Je recherche des renseignements sur une traductrice d'Enid Blyton : elle s'appelle Jeanne Fournier-Pargoire, à qui l'on doit la version française des livres d'école de Blyton, ainsi que de nombreux clan des sept, quelques club des cinq et plusieurs "belles histoires".
Ayant comparé, pour mon bon plaisir (!), le texte de la VO et celui de la VF traduit par cette traductrice, j'ai très envie d'en savoir plus sur elle.
Hélas ! je n'ai rien trouvé d'intéressant sur google, si ce n'est qu'elle a traduit beaucoup d'autres romans à partir de l'anglais.
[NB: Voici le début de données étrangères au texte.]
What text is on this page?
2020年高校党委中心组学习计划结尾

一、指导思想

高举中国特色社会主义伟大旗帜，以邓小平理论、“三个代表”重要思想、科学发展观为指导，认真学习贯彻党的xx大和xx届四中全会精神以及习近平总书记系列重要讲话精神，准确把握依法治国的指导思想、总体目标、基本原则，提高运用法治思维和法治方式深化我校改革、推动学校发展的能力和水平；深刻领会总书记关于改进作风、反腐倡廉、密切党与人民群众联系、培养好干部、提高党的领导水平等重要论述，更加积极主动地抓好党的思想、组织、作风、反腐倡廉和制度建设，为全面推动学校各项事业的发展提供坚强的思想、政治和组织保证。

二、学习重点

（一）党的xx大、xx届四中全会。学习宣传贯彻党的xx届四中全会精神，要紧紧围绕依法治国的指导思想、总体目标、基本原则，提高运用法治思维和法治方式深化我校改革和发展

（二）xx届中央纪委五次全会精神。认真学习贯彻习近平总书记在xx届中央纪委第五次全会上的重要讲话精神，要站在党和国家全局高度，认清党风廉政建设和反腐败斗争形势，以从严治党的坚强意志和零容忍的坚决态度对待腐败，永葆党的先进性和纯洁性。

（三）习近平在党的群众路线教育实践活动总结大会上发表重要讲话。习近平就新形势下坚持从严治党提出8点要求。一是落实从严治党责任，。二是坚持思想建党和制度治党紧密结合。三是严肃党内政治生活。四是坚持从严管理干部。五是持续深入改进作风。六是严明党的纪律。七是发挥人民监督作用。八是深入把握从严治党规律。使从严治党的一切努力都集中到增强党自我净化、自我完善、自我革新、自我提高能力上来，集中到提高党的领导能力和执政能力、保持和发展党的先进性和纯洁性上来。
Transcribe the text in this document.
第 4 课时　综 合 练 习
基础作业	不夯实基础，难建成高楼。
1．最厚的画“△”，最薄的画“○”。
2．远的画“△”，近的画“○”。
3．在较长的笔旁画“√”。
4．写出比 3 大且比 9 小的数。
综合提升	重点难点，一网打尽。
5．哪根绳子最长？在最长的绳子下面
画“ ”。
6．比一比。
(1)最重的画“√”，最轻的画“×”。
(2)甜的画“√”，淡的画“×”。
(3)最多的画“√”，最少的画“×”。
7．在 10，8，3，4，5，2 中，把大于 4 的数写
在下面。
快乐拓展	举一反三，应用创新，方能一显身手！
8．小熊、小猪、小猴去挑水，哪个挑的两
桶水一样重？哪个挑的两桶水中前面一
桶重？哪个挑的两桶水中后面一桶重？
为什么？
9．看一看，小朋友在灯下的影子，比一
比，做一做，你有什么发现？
Je sais seulement son nom car il figure dans un ancien numéro du journal de littérature intitulé "le Rocambole".
Quelqu'un pourrait-il me fournir de plus amples renseignements sur cette traductrice ? J'aimerais connaître son parcours de traductrice, comment elle en est devenue une, comment aussi Hachette a pu l'avoir contactée pour signer avec elle d'aussi nombreux contrats, comment enfin la qualité de ses traductions est bien supérieure à celle de ses confrères ayant également travaillé à la traduction des livres d'EB.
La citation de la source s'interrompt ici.